Still, it’s hard to argue with the way the Avs have played defensively, one or two games aside. An absolutely outstanding job so far, though the team needs to do something to add some depth before the injury bug starts biting away. Grade: A-
While it’s easy to credit all that offensive talent, even without Alex Tanguay for an extended period of time, Army deserves a little of the praise for the fact that the Avalanche are currently 7th in the NHL in goals-per-game. They have the potential on a nightly basis to rip off a ton of goals and the way they’re coached certainly plays a part.
The one caveat to this is that the power play is just 19th and has been flailing of late. With all that talent, you would think that a top ten offensive unit would have no problem with a man advantage, yet here we are. Grade: B+
Responsibilities: The Team
For a guy with no NHL head coaching experience, things have worked out pretty well for Roy in his short tenure with the Avalanche. The biggest key to his success, and to former coach Joe Sacco’s failures, is that he doesn’t force his system on his players. He adapts to the strengths of his team and works with them. That’s partially the reason Matt Duchene is flourishing this season.
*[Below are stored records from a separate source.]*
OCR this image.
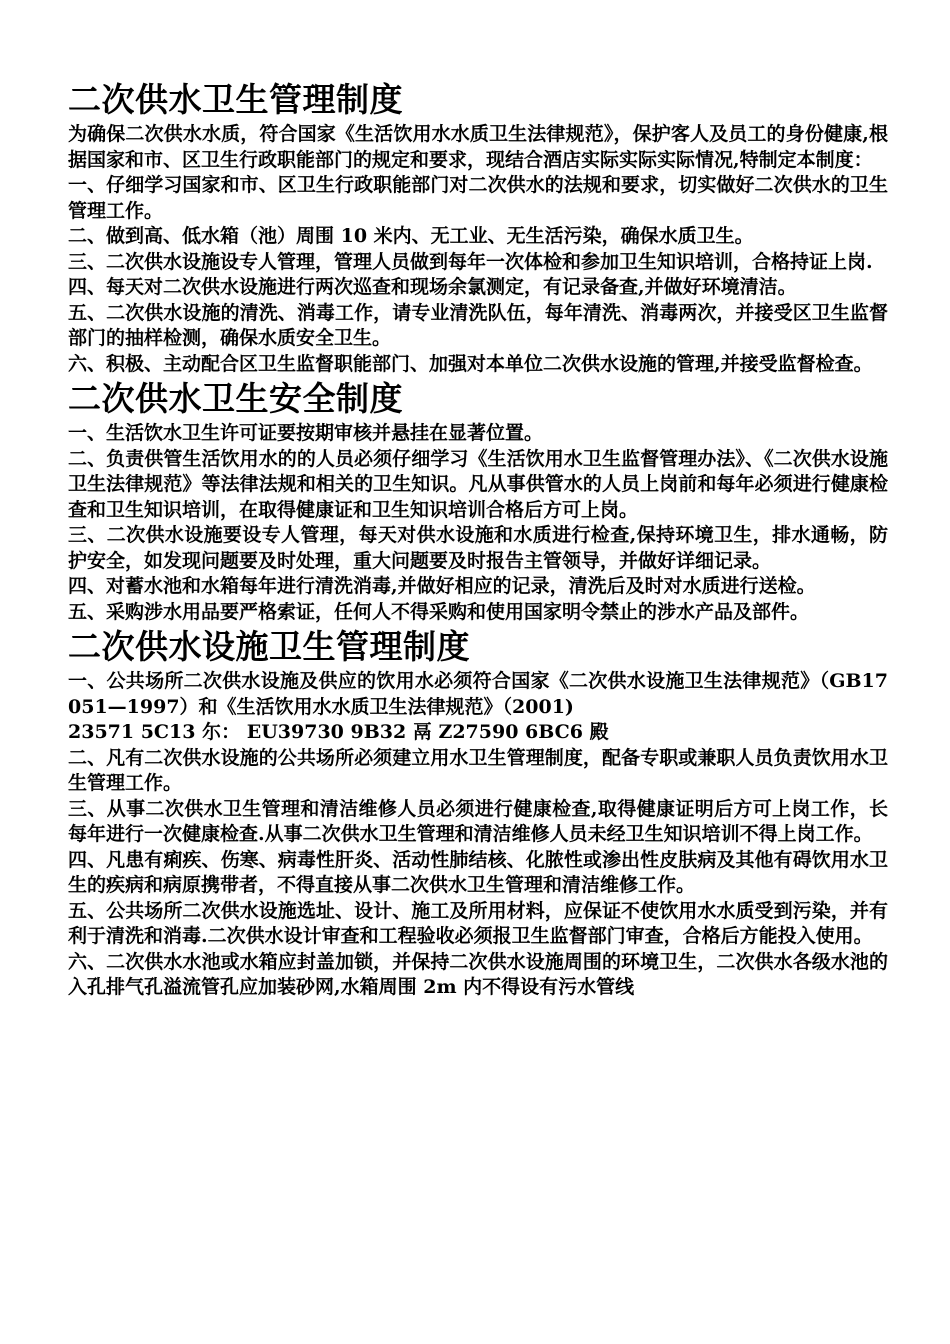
二次供水卫生管理制度

为确保二次供水水质，符合国家《生活饮用水水质卫生法律规范》，保护客人及员工的身份健康,根据国家和市、区卫生行政职能部门的规定和要求，现结合酒店实际实际实际情况,特制定本制度：

一、仔细学习国家和市、区卫生行政职能部门对二次供水的法规和要求，切实做好二次供水的卫生管理工作。

二、做到高、低水箱（池）周围 10 米内、无工业、无生活污染，确保水质卫生。

三、二次供水设施设专人管理，管理人员做到每年一次体检和参加卫生知识培训，合格持证上岗.

四、每天对二次供水设施进行两次巡查和现场余氯测定，有记录备查,并做好环境清洁。

五、二次供水设施的清洗、消毒工作，请专业清洗队伍，每年清洗、消毒两次，并接受区卫生监督部门的抽样检测，确保水质安全卫生。

六、积极、主动配合区卫生监督职能部门、加强对本单位二次供水设施的管理,并接受监督检查。

二次供水卫生安全制度

一、生活饮水卫生许可证要按期审核并悬挂在显著位置。

二、负责供管生活饮用水的的人员必须仔细学习《生活饮用水卫生监督管理办法》、《二次供水设施卫生法律规范》等法律法规和相关的卫生知识。凡从事供管水的人员上岗前和每年必须进行健康检查和卫生知识培训，在取得健康证和卫生知识培训合格后方可上岗。

三、二次供水设施要设专人管理，每天对供水设施和水质进行检查,保持环境卫生，排水通畅，防护安全，如发现问题要及时处理，重大问题要及时报告主管领导，并做好详细记录。

四、对蓄水池和水箱每年进行清洗消毒,并做好相应的记录，清洗后及时对水质进行送检。

五、采购涉水用品要严格索证，任何人不得采购和使用国家明令禁止的涉水产品及部件。

二次供水设施卫生管理制度

一、公共场所二次供水设施及供应的饮用水必须符合国家《二次供水设施卫生法律规范》（GB17051—1997）和《生活饮用水水质卫生法律规范》（2001)

23571 5C13 尓： EU39730 9B32 鬲 Z27590 6BC6 殿

二、凡有二次供水设施的公共场所必须建立用水卫生管理制度，配备专职或兼职人员负责饮用水卫生管理工作。

三、从事二次供水卫生管理和清洁维修人员必须进行健康检查,取得健康证明后方可上岗工作，长每年进行一次健康检查.从事二次供水卫生管理和清洁维修人员未经卫生知识培训不得上岗工作。

四、凡患有痢疾、伤寒、病毒性肝炎、活动性肺结核、化脓性或渗出性皮肤病及其他有碍饮用水卫生的疾病和病原携带者，不得直接从事二次供水卫生管理和清洁维修工作。

五、公共场所二次供水设施选址、设计、施工及所用材料，应保证不使饮用水水质受到污染，并有利于清洗和消毒.二次供水设计审查和工程验收必须报卫生监督部门审查，合格后方能投入使用。

六、二次供水水池或水箱应封盖加锁，并保持二次供水设施周围的环境卫生，二次供水各级水池的入孔排气孔溢流管孔应加装砂网,水箱周围 2m 内不得设有污水管线
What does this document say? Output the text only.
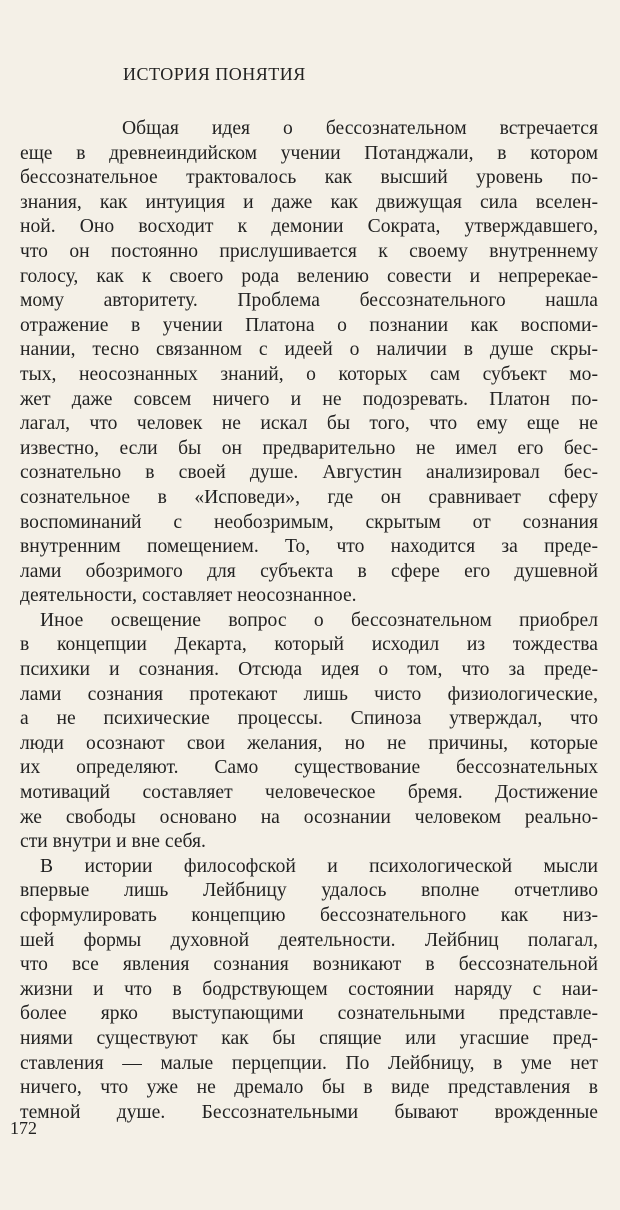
ИСТОРИЯ ПОНЯТИЯ
Общая идея о бессознательном встречается
еще в древнеиндийском учении Потанджали, в котором
бессознательное трактовалось как высший уровень по-
знания, как интуиция и даже как движущая сила вселен-
ной. Оно восходит к демонии Сократа, утверждавшего,
что он постоянно прислушивается к своему внутреннему
голосу, как к своего рода велению совести и непререкае-
мому авторитету. Проблема бессознательного нашла
отражение в учении Платона о познании как воспоми-
нании, тесно связанном с идеей о наличии в душе скры-
тых, неосознанных знаний, о которых сам субъект мо-
жет даже совсем ничего и не подозревать. Платон по-
лагал, что человек не искал бы того, что ему еще не
известно, если бы он предварительно не имел его бес-
сознательно в своей душе. Августин анализировал бес-
сознательное в «Исповеди», где он сравнивает сферу
воспоминаний с необозримым, скрытым от сознания
внутренним помещением. То, что находится за преде-
лами обозримого для субъекта в сфере его душевной
деятельности, составляет неосознанное.
Иное освещение вопрос о бессознательном приобрел
в концепции Декарта, который исходил из тождества
психики и сознания. Отсюда идея о том, что за преде-
лами сознания протекают лишь чисто физиологические,
а не психические процессы. Спиноза утверждал, что
люди осознают свои желания, но не причины, которые
их определяют. Само существование бессознательных
мотиваций составляет человеческое бремя. Достижение
же свободы основано на осознании человеком реально-
сти внутри и вне себя.
В истории философской и психологической мысли
впервые лишь Лейбницу удалось вполне отчетливо
сформулировать концепцию бессознательного как низ-
шей формы духовной деятельности. Лейбниц полагал,
что все явления сознания возникают в бессознательной
жизни и что в бодрствующем состоянии наряду с наи-
более ярко выступающими сознательными представле-
ниями существуют как бы спящие или угасшие пред-
ставления — малые перцепции. По Лейбницу, в уме нет
ничего, что уже не дремало бы в виде представления в
темной душе. Бессознательными бывают врожденные
172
Another huge reason for the start the Avalanche have had is that they are clearly buying into his passion. He’s vocal, a student of the game and about as impassioned as they come. Seeing their coach nearly break down the glass in between the benches in response to a hit he thought was dirty had to be a solidifying moment for the team. Roy’s message is getting through and the players are buying in. Grade: A
If the grades seem generous, keep in mind that this is a rookie coach taking over a team that just had the first pick in the NHL draft. He’s not taking over a veteran squad with a track record of winning that just needed a shakeup.
He’s got the talent, yes, but most of it is still very young and getting them pointed in the right direction can be difficult. Roy is getting close to the maximum from his team this year, especially in terms of goaltending and defense.
Can he keep this team going all year long? That’s the question that only Roy can answer.